# More Fry - After Resting Period



## hrprvilla (Apr 22, 2004)

Hi again









Pleased again I am

After a succesfull summer with 2 breeding pairs and 35 succesfull fry growing up the parents decided to stop mating and go back to they normal lifes.

Having a busy summer setting up tanks and keeping the Fry growing, I have now only 19 left after selling the remander of the babies.

One chap from London took 9 to put in his 10ft tank, hoping to get pictures from him, would love to see how my babies are getting on.

After the Parents decided they had enough I packed away the tanks which I was putting the eggs into. Had 9 tanks set-up alltoghter, then got it down to 6









Still have 22 that I put in a 4ft tank which the biggest is now 3" must be selling these soon as a fear that it will be 10 soon.

Also I still have my favourite called "Ranger" as he seems to like it on his own as he shared with 6 others, but slowly he picked them off one by one and was left on his own.

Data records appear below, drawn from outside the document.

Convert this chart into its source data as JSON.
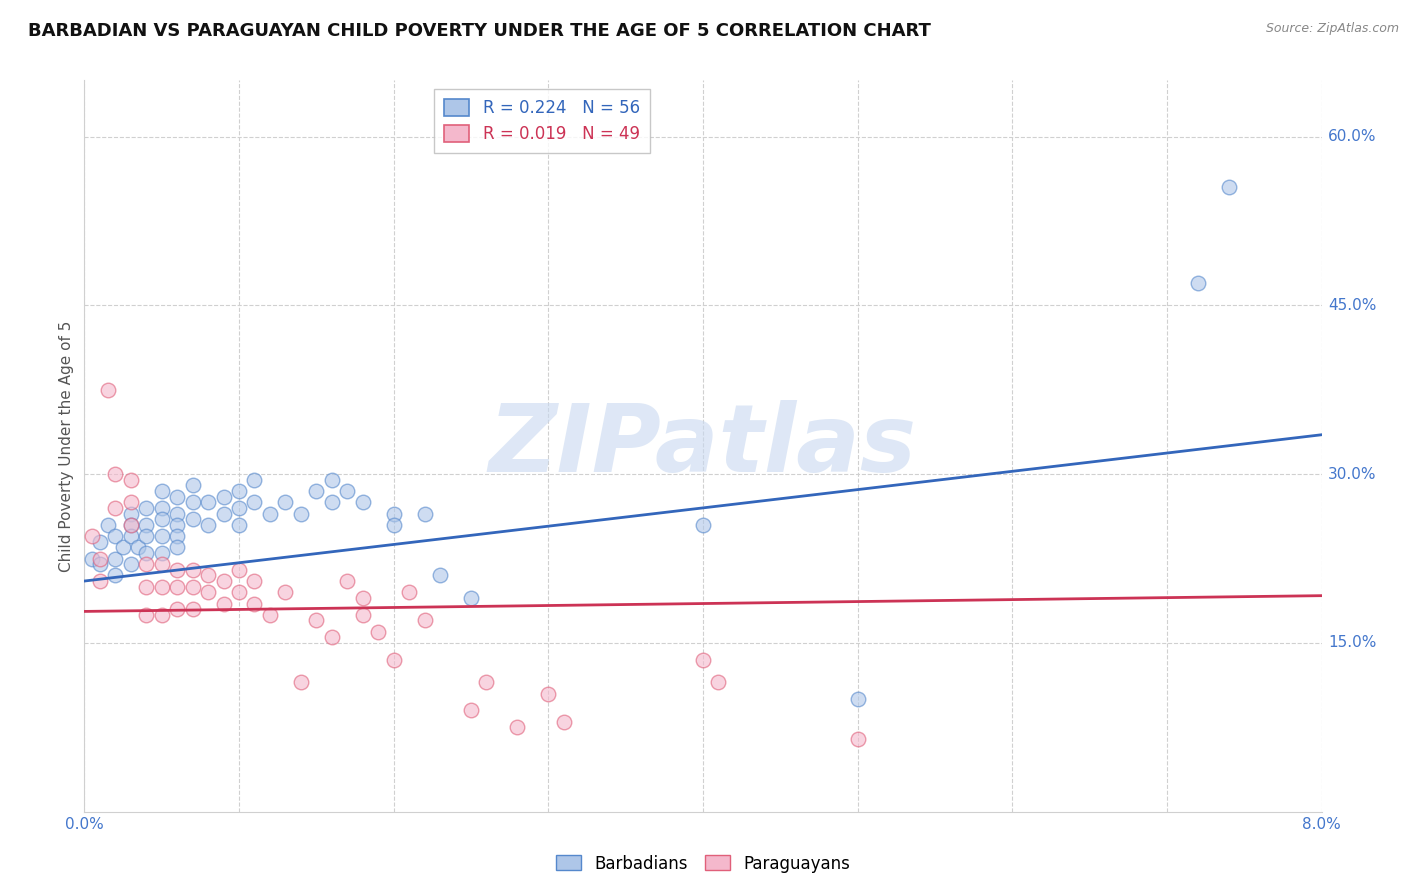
{
  "title": "BARBADIAN VS PARAGUAYAN CHILD POVERTY UNDER THE AGE OF 5 CORRELATION CHART",
  "source": "Source: ZipAtlas.com",
  "ylabel": "Child Poverty Under the Age of 5",
  "xlim": [
    0.0,
    0.08
  ],
  "ylim": [
    0.0,
    0.65
  ],
  "xticks": [
    0.0,
    0.01,
    0.02,
    0.03,
    0.04,
    0.05,
    0.06,
    0.07,
    0.08
  ],
  "xticklabels": [
    "0.0%",
    "",
    "",
    "",
    "",
    "",
    "",
    "",
    "8.0%"
  ],
  "ytick_positions": [
    0.15,
    0.3,
    0.45,
    0.6
  ],
  "ytick_labels": [
    "15.0%",
    "30.0%",
    "45.0%",
    "60.0%"
  ],
  "barbadian_color": "#aec6e8",
  "paraguayan_color": "#f4b8cc",
  "barbadian_edge": "#5588cc",
  "paraguayan_edge": "#e0607a",
  "blue_line_color": "#3366bb",
  "pink_line_color": "#cc3355",
  "grid_color": "#d0d0d0",
  "background_color": "#ffffff",
  "legend_barbadian_R": "0.224",
  "legend_barbadian_N": "56",
  "legend_paraguayan_R": "0.019",
  "legend_paraguayan_N": "49",
  "watermark": "ZIPatlas",
  "watermark_color": "#c8d8f0",
  "title_fontsize": 13,
  "axis_label_fontsize": 11,
  "tick_fontsize": 11,
  "legend_fontsize": 12,
  "blue_line_x0": 0.0,
  "blue_line_x1": 0.08,
  "blue_line_y0": 0.205,
  "blue_line_y1": 0.335,
  "pink_line_x0": 0.0,
  "pink_line_x1": 0.08,
  "pink_line_y0": 0.178,
  "pink_line_y1": 0.192,
  "barbadian_x": [
    0.0005,
    0.001,
    0.001,
    0.0015,
    0.002,
    0.002,
    0.002,
    0.0025,
    0.003,
    0.003,
    0.003,
    0.003,
    0.0035,
    0.004,
    0.004,
    0.004,
    0.004,
    0.005,
    0.005,
    0.005,
    0.005,
    0.005,
    0.006,
    0.006,
    0.006,
    0.006,
    0.006,
    0.007,
    0.007,
    0.007,
    0.008,
    0.008,
    0.009,
    0.009,
    0.01,
    0.01,
    0.01,
    0.011,
    0.011,
    0.012,
    0.013,
    0.014,
    0.015,
    0.016,
    0.016,
    0.017,
    0.018,
    0.02,
    0.02,
    0.022,
    0.023,
    0.025,
    0.04,
    0.05,
    0.072,
    0.074
  ],
  "barbadian_y": [
    0.225,
    0.24,
    0.22,
    0.255,
    0.245,
    0.225,
    0.21,
    0.235,
    0.265,
    0.255,
    0.245,
    0.22,
    0.235,
    0.27,
    0.255,
    0.245,
    0.23,
    0.285,
    0.27,
    0.26,
    0.245,
    0.23,
    0.28,
    0.265,
    0.255,
    0.245,
    0.235,
    0.29,
    0.275,
    0.26,
    0.275,
    0.255,
    0.28,
    0.265,
    0.285,
    0.27,
    0.255,
    0.295,
    0.275,
    0.265,
    0.275,
    0.265,
    0.285,
    0.295,
    0.275,
    0.285,
    0.275,
    0.265,
    0.255,
    0.265,
    0.21,
    0.19,
    0.255,
    0.1,
    0.47,
    0.555
  ],
  "paraguayan_x": [
    0.0005,
    0.001,
    0.001,
    0.0015,
    0.002,
    0.002,
    0.003,
    0.003,
    0.003,
    0.004,
    0.004,
    0.004,
    0.005,
    0.005,
    0.005,
    0.006,
    0.006,
    0.006,
    0.007,
    0.007,
    0.007,
    0.008,
    0.008,
    0.009,
    0.009,
    0.01,
    0.01,
    0.011,
    0.011,
    0.012,
    0.013,
    0.014,
    0.015,
    0.016,
    0.017,
    0.018,
    0.018,
    0.019,
    0.02,
    0.021,
    0.022,
    0.025,
    0.026,
    0.028,
    0.03,
    0.031,
    0.04,
    0.041,
    0.05
  ],
  "paraguayan_y": [
    0.245,
    0.225,
    0.205,
    0.375,
    0.3,
    0.27,
    0.295,
    0.275,
    0.255,
    0.22,
    0.2,
    0.175,
    0.22,
    0.2,
    0.175,
    0.215,
    0.2,
    0.18,
    0.215,
    0.2,
    0.18,
    0.21,
    0.195,
    0.205,
    0.185,
    0.215,
    0.195,
    0.205,
    0.185,
    0.175,
    0.195,
    0.115,
    0.17,
    0.155,
    0.205,
    0.19,
    0.175,
    0.16,
    0.135,
    0.195,
    0.17,
    0.09,
    0.115,
    0.075,
    0.105,
    0.08,
    0.135,
    0.115,
    0.065
  ]
}
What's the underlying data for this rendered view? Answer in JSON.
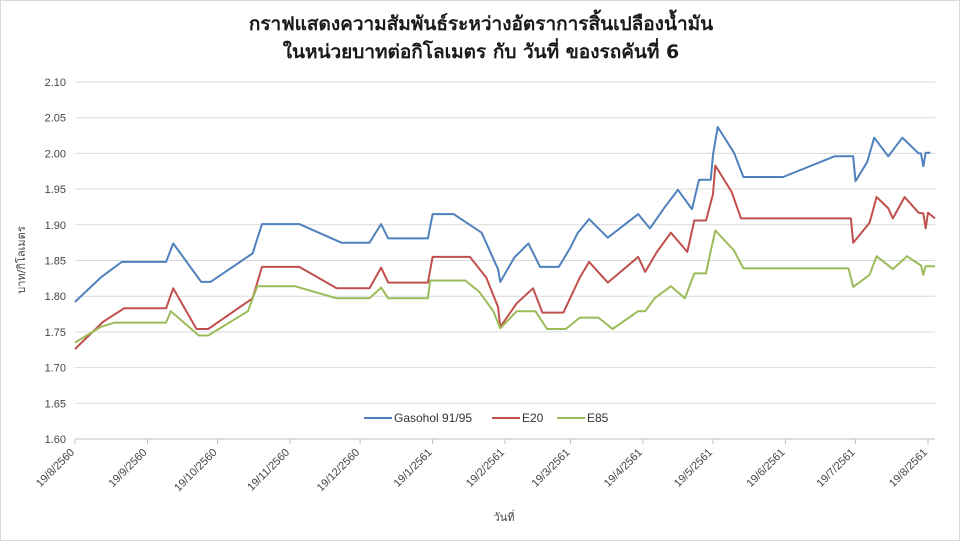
{
  "chart_data": {
    "type": "line",
    "title": "กราฟแสดงความสัมพันธ์ระหว่างอัตราการสิ้นเปลืองน้ำมัน",
    "subtitle": "ในหน่วยบาทต่อกิโลเมตร  กับ วันที่  ของรถคันที่ 6",
    "xlabel": "วันที่",
    "ylabel": "บาท/กิโลเมตร",
    "ylim": [
      1.6,
      2.1
    ],
    "yticks": [
      "1.60",
      "1.65",
      "1.70",
      "1.75",
      "1.80",
      "1.85",
      "1.90",
      "1.95",
      "2.00",
      "2.05",
      "2.10"
    ],
    "xlim": [
      "19/8/2560",
      "19/8/2561"
    ],
    "xticks": [
      "19/8/2560",
      "19/9/2560",
      "19/10/2560",
      "19/11/2560",
      "19/12/2560",
      "19/1/2561",
      "19/2/2561",
      "19/3/2561",
      "19/4/2561",
      "19/5/2561",
      "19/6/2561",
      "19/7/2561",
      "19/8/2561"
    ],
    "grid": "horizontal",
    "legend_position": "bottom-center",
    "series": [
      {
        "name": "Gasohol 91/95",
        "color": "#4f81bd",
        "points": [
          [
            "19/8/2560",
            1.792
          ],
          [
            "30/8/2560",
            1.826
          ],
          [
            "8/9/2560",
            1.848
          ],
          [
            "27/9/2560",
            1.848
          ],
          [
            "30/9/2560",
            1.874
          ],
          [
            "12/10/2560",
            1.82
          ],
          [
            "16/10/2560",
            1.82
          ],
          [
            "3/11/2560",
            1.86
          ],
          [
            "7/11/2560",
            1.901
          ],
          [
            "23/11/2560",
            1.901
          ],
          [
            "11/12/2560",
            1.875
          ],
          [
            "23/12/2560",
            1.875
          ],
          [
            "28/12/2560",
            1.901
          ],
          [
            "31/12/2560",
            1.881
          ],
          [
            "17/1/2561",
            1.881
          ],
          [
            "19/1/2561",
            1.915
          ],
          [
            "28/1/2561",
            1.915
          ],
          [
            "9/2/2561",
            1.889
          ],
          [
            "16/2/2561",
            1.838
          ],
          [
            "17/2/2561",
            1.82
          ],
          [
            "23/2/2561",
            1.854
          ],
          [
            "1/3/2561",
            1.874
          ],
          [
            "6/3/2561",
            1.841
          ],
          [
            "14/3/2561",
            1.841
          ],
          [
            "19/3/2561",
            1.868
          ],
          [
            "22/3/2561",
            1.888
          ],
          [
            "27/3/2561",
            1.908
          ],
          [
            "4/4/2561",
            1.882
          ],
          [
            "17/4/2561",
            1.915
          ],
          [
            "22/4/2561",
            1.895
          ],
          [
            "28/4/2561",
            1.923
          ],
          [
            "4/5/2561",
            1.949
          ],
          [
            "10/5/2561",
            1.922
          ],
          [
            "13/5/2561",
            1.963
          ],
          [
            "18/5/2561",
            1.963
          ],
          [
            "19/5/2561",
            1.998
          ],
          [
            "21/5/2561",
            2.037
          ],
          [
            "28/5/2561",
            2.001
          ],
          [
            "1/6/2561",
            1.967
          ],
          [
            "18/6/2561",
            1.967
          ],
          [
            "10/7/2561",
            1.996
          ],
          [
            "18/7/2561",
            1.996
          ],
          [
            "19/7/2561",
            1.961
          ],
          [
            "24/7/2561",
            1.988
          ],
          [
            "27/7/2561",
            2.022
          ],
          [
            "2/8/2561",
            1.996
          ],
          [
            "8/8/2561",
            2.022
          ],
          [
            "15/8/2561",
            2.0
          ],
          [
            "16/8/2561",
            2.0
          ],
          [
            "17/8/2561",
            1.982
          ],
          [
            "18/8/2561",
            2.001
          ],
          [
            "20/8/2561",
            2.001
          ]
        ]
      },
      {
        "name": "E20",
        "color": "#c0504d",
        "points": [
          [
            "19/8/2560",
            1.726
          ],
          [
            "31/8/2560",
            1.764
          ],
          [
            "9/9/2560",
            1.783
          ],
          [
            "27/9/2560",
            1.783
          ],
          [
            "30/9/2560",
            1.811
          ],
          [
            "10/10/2560",
            1.754
          ],
          [
            "15/10/2560",
            1.754
          ],
          [
            "3/11/2560",
            1.797
          ],
          [
            "7/11/2560",
            1.841
          ],
          [
            "23/11/2560",
            1.841
          ],
          [
            "9/12/2560",
            1.811
          ],
          [
            "23/12/2560",
            1.811
          ],
          [
            "28/12/2560",
            1.84
          ],
          [
            "31/12/2560",
            1.819
          ],
          [
            "17/1/2561",
            1.819
          ],
          [
            "19/1/2561",
            1.855
          ],
          [
            "4/2/2561",
            1.855
          ],
          [
            "11/2/2561",
            1.826
          ],
          [
            "16/2/2561",
            1.785
          ],
          [
            "17/2/2561",
            1.757
          ],
          [
            "24/2/2561",
            1.79
          ],
          [
            "3/3/2561",
            1.811
          ],
          [
            "7/3/2561",
            1.777
          ],
          [
            "16/3/2561",
            1.777
          ],
          [
            "20/3/2561",
            1.805
          ],
          [
            "23/3/2561",
            1.826
          ],
          [
            "27/3/2561",
            1.848
          ],
          [
            "4/4/2561",
            1.819
          ],
          [
            "17/4/2561",
            1.855
          ],
          [
            "20/4/2561",
            1.834
          ],
          [
            "25/4/2561",
            1.862
          ],
          [
            "1/5/2561",
            1.889
          ],
          [
            "8/5/2561",
            1.862
          ],
          [
            "11/5/2561",
            1.906
          ],
          [
            "16/5/2561",
            1.906
          ],
          [
            "19/5/2561",
            1.943
          ],
          [
            "20/5/2561",
            1.983
          ],
          [
            "27/5/2561",
            1.946
          ],
          [
            "31/5/2561",
            1.909
          ],
          [
            "17/7/2561",
            1.909
          ],
          [
            "18/7/2561",
            1.875
          ],
          [
            "25/7/2561",
            1.903
          ],
          [
            "28/7/2561",
            1.939
          ],
          [
            "2/8/2561",
            1.923
          ],
          [
            "4/8/2561",
            1.909
          ],
          [
            "9/8/2561",
            1.939
          ],
          [
            "15/8/2561",
            1.917
          ],
          [
            "17/8/2561",
            1.916
          ],
          [
            "18/8/2561",
            1.895
          ],
          [
            "19/8/2561",
            1.917
          ],
          [
            "22/8/2561",
            1.909
          ]
        ]
      },
      {
        "name": "E85",
        "color": "#9bbb59",
        "points": [
          [
            "19/8/2560",
            1.735
          ],
          [
            "30/8/2560",
            1.757
          ],
          [
            "5/9/2560",
            1.763
          ],
          [
            "27/9/2560",
            1.763
          ],
          [
            "29/9/2560",
            1.779
          ],
          [
            "11/10/2560",
            1.745
          ],
          [
            "15/10/2560",
            1.745
          ],
          [
            "1/11/2560",
            1.779
          ],
          [
            "5/11/2560",
            1.814
          ],
          [
            "21/11/2560",
            1.814
          ],
          [
            "9/12/2560",
            1.797
          ],
          [
            "23/12/2560",
            1.797
          ],
          [
            "28/12/2560",
            1.812
          ],
          [
            "31/12/2560",
            1.797
          ],
          [
            "17/1/2561",
            1.797
          ],
          [
            "18/1/2561",
            1.822
          ],
          [
            "2/2/2561",
            1.822
          ],
          [
            "8/2/2561",
            1.806
          ],
          [
            "14/2/2561",
            1.779
          ],
          [
            "17/2/2561",
            1.755
          ],
          [
            "24/2/2561",
            1.779
          ],
          [
            "4/3/2561",
            1.779
          ],
          [
            "9/3/2561",
            1.754
          ],
          [
            "17/3/2561",
            1.754
          ],
          [
            "23/3/2561",
            1.77
          ],
          [
            "31/3/2561",
            1.77
          ],
          [
            "6/4/2561",
            1.754
          ],
          [
            "17/4/2561",
            1.779
          ],
          [
            "20/4/2561",
            1.779
          ],
          [
            "24/4/2561",
            1.797
          ],
          [
            "1/5/2561",
            1.814
          ],
          [
            "7/5/2561",
            1.797
          ],
          [
            "11/5/2561",
            1.832
          ],
          [
            "16/5/2561",
            1.832
          ],
          [
            "18/5/2561",
            1.863
          ],
          [
            "20/5/2561",
            1.892
          ],
          [
            "28/5/2561",
            1.864
          ],
          [
            "1/6/2561",
            1.839
          ],
          [
            "16/7/2561",
            1.839
          ],
          [
            "18/7/2561",
            1.813
          ],
          [
            "25/7/2561",
            1.83
          ],
          [
            "28/7/2561",
            1.856
          ],
          [
            "4/8/2561",
            1.838
          ],
          [
            "10/8/2561",
            1.856
          ],
          [
            "16/8/2561",
            1.843
          ],
          [
            "17/8/2561",
            1.83
          ],
          [
            "18/8/2561",
            1.842
          ],
          [
            "22/8/2561",
            1.842
          ]
        ]
      }
    ]
  }
}
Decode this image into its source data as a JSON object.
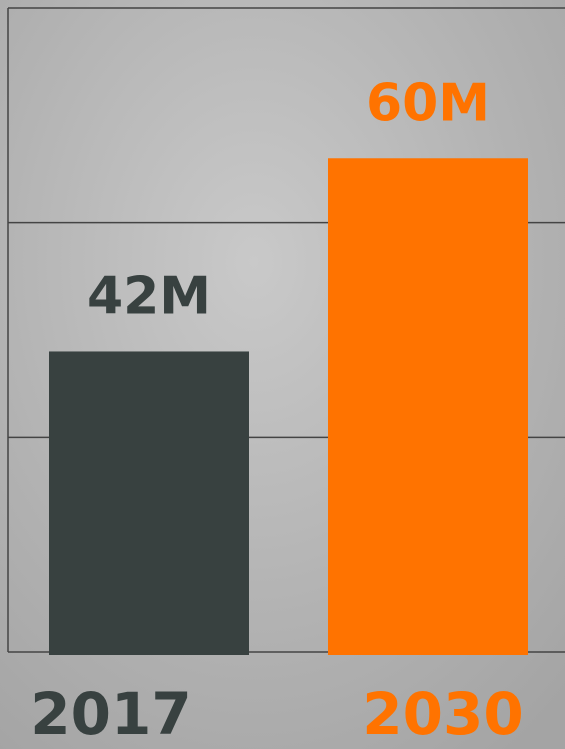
{
  "chart_data": {
    "type": "bar",
    "categories": [
      "2017",
      "2030"
    ],
    "values": [
      42,
      60
    ],
    "value_labels": [
      "42M",
      "60M"
    ],
    "colors": [
      "#384140",
      "#ff7300"
    ],
    "ylim": [
      14,
      74
    ],
    "yticks": [
      14,
      34,
      54,
      74
    ],
    "grid": true
  }
}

Nothing survive's in that tank with him, I will keep this Piranha forever. 
He feeds on Blood Parrot's which I have no end off. As I have 2 breeding pairs that produce always.

Anyhow back to trhe whole breeding thing









Well packed them all up (tanks), brought myself some new plants as they ate the last ones when they where breeding added some Parrot fish in with them so I could get them to grow.

2 months later (present day) boom!!!.

Breeding again, same lot more eggs. Quickly set another tank up, turn my Fluval 404 off let the spike go off in main tank. 2 days after eggs layed, I do water change syphon babies into the holding tank I set up before.

All this happened on Wednesday (the eggs), by Friday morning did the syphoning.
Now Monday and I have hundreds of fry swimming freely again - I had forgotten how small they where.

Now sitting writing this and the parents are making sweet love, so soon I will need another tank and more lovely fry and one busy Christmas









I will post some pics of Ranger and the others.


----------



## spawnie9600 (Nov 15, 2004)

thats alot of tanks/fish/getting down good job


----------



## KrazyCrusader (Oct 26, 2004)

That's fantastic. Congrats and good luck


----------



## mantis (May 16, 2003)

That's awesome









Keep us posted on your sucsess. How much were you getting for the babies?


----------



## Death in #'s (Apr 29, 2003)

dam bro they are horny mofo's

and congrats


----------



## hrprvilla (Apr 22, 2004)

> How much were you getting for the babies


I got £70 for 9 Piranhas at 3" long.

Also first batch dead, nothing left









But lucky as I seem to be they are breeding at present as I type this post.

I love watching them breed it's fantastic nature in your own home









Also the other 22 I have, Went down to 15 since that last post







competition for places is the tank is at it's highest. I added 10 parrot fish for feeders but they have settled in with the 15 like family









Well anyhow I will keep you updated, I am off away for the weekend so hopefully when I get back I will have a nice batch of eggs


----------



## mantis (May 16, 2003)

able to get any pics up?


----------



## piranha_guy_dan (Oct 4, 2004)

awwwwwwww man







i wish mine would do some breeding i have 7 in a 120 and i was told that the 6 i bought have bred b4......... but so far im not seeing it wish they were horny like urs i wanna be a daddy lol


----------